I tell my yoga classes frequently (and my kettlebell classes not frequently enough) : THIS IS BIGGER THAN YOU.
When was the last time you stopped to think about that? What you are doing on the mat, on the deck, with the bell is far greater than you. What you are doing - whether you know it or not - is contributing to the easing of suffering for those around you. YOU are changing the world by down dogging, kettlebell swinging and taking some diaphragmatic breaths.
It took me a while to figure this out, because anything resembling fitness seems intrinsically selfish. (And in many circles, it is rooted in a place of self-disgust. "I need to be different in order to be acceptable.") But I've said before that kettlebells and yoga are - to me - Yoga: the process of turning inward for the purpose of showing up more authentically.

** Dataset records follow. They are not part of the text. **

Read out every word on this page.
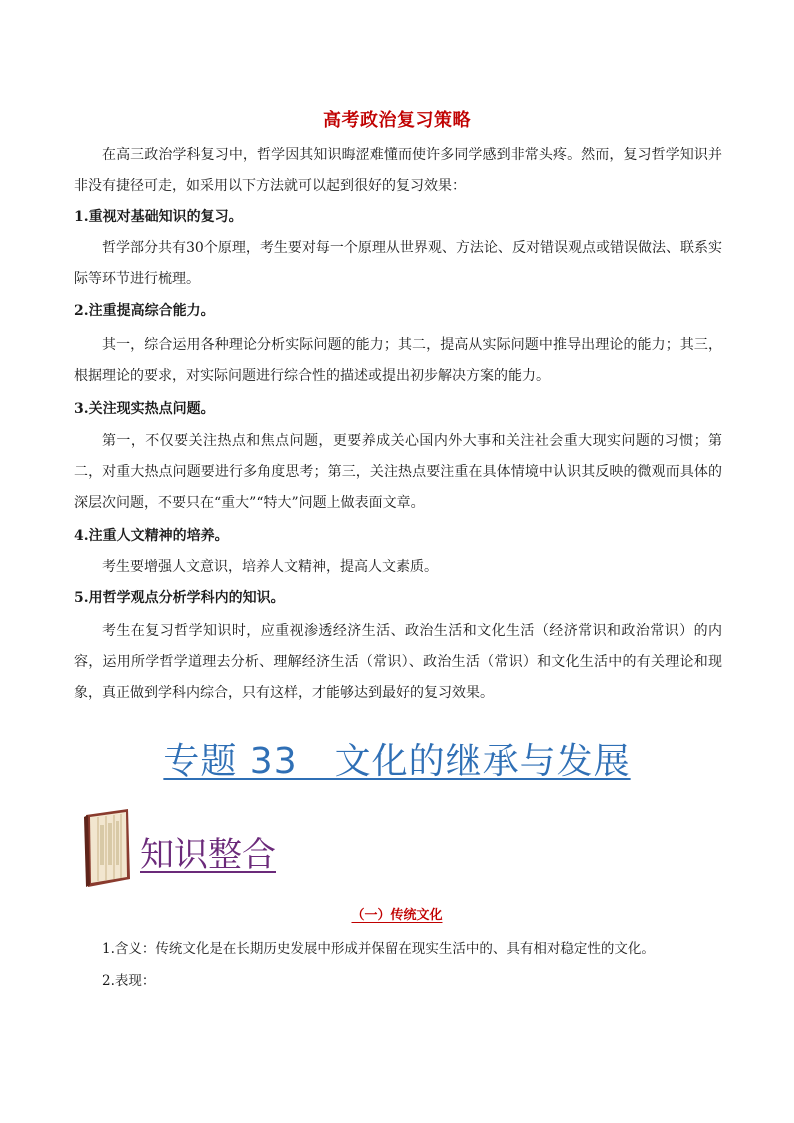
高考政治复习策略

在高三政治学科复习中，哲学因其知识晦涩难懂而使许多同学感到非常头疼。然而，复习哲学知识并非没有捷径可走，如采用以下方法就可以起到很好的复习效果：

1.重视对基础知识的复习。

哲学部分共有30个原理，考生要对每一个原理从世界观、方法论、反对错误观点或错误做法、联系实际等环节进行梳理。

2.注重提高综合能力。

其一，综合运用各种理论分析实际问题的能力；其二，提高从实际问题中推导出理论的能力；其三，根据理论的要求，对实际问题进行综合性的描述或提出初步解决方案的能力。

3.关注现实热点问题。

第一，不仅要关注热点和焦点问题，更要养成关心国内外大事和关注社会重大现实问题的习惯；第二，对重大热点问题要进行多角度思考；第三，关注热点要注重在具体情境中认识其反映的微观而具体的深层次问题，不要只在“重大”“特大”问题上做表面文章。

4.注重人文精神的培养。

考生要增强人文意识，培养人文精神，提高人文素质。

5.用哲学观点分析学科内的知识。

考生在复习哲学知识时，应重视渗透经济生活、政治生活和文化生活（经济常识和政治常识）的内容，运用所学哲学道理去分析、理解经济生活（常识）、政治生活（常识）和文化生活中的有关理论和现象，真正做到学科内综合，只有这样，才能够达到最好的复习效果。

专题 33　文化的继承与发展
知识整合
（一）传统文化

1.含义：传统文化是在长期历史发展中形成并保留在现实生活中的、具有相对稳定性的文化。

2.表现：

My teacher says, "What happens on your mat happens in your life." When I show up with my dark, my joys, my frustrations, my anxieties, my injuries, my strengths on a regular basis in the studio -- I have more of a tendency to show up with those things on a daily basis. Showing up with those things on a daily basis allows me to be with other people in their own joy and shit and pain and hope.
Metta meditation asks us to start the series of blessings and compassion: with ourselves. THEN we get to start extending compassion and hopes of joy and peace to those around us! Because when we do not believe we are worth of the beauty and relief and reality of freedom and happiness, we are not capable of easing the suffering of those around us. When I come to my mat or press a kettlebell or run around outside to practice being happy and free? I get to start the process of putting myself in a position to help others do the same!
SO. I will tell you again: What you do MATTERS. What you are doing is BIGGER THAN YOU. Coming to your yoga mat. picking up a kettlebell. going for a walk. is a HUGE responsibility and blessing...because you are undertaking the life's work of easing the suffering of those around you on chaturanga, one swing, one step at a time.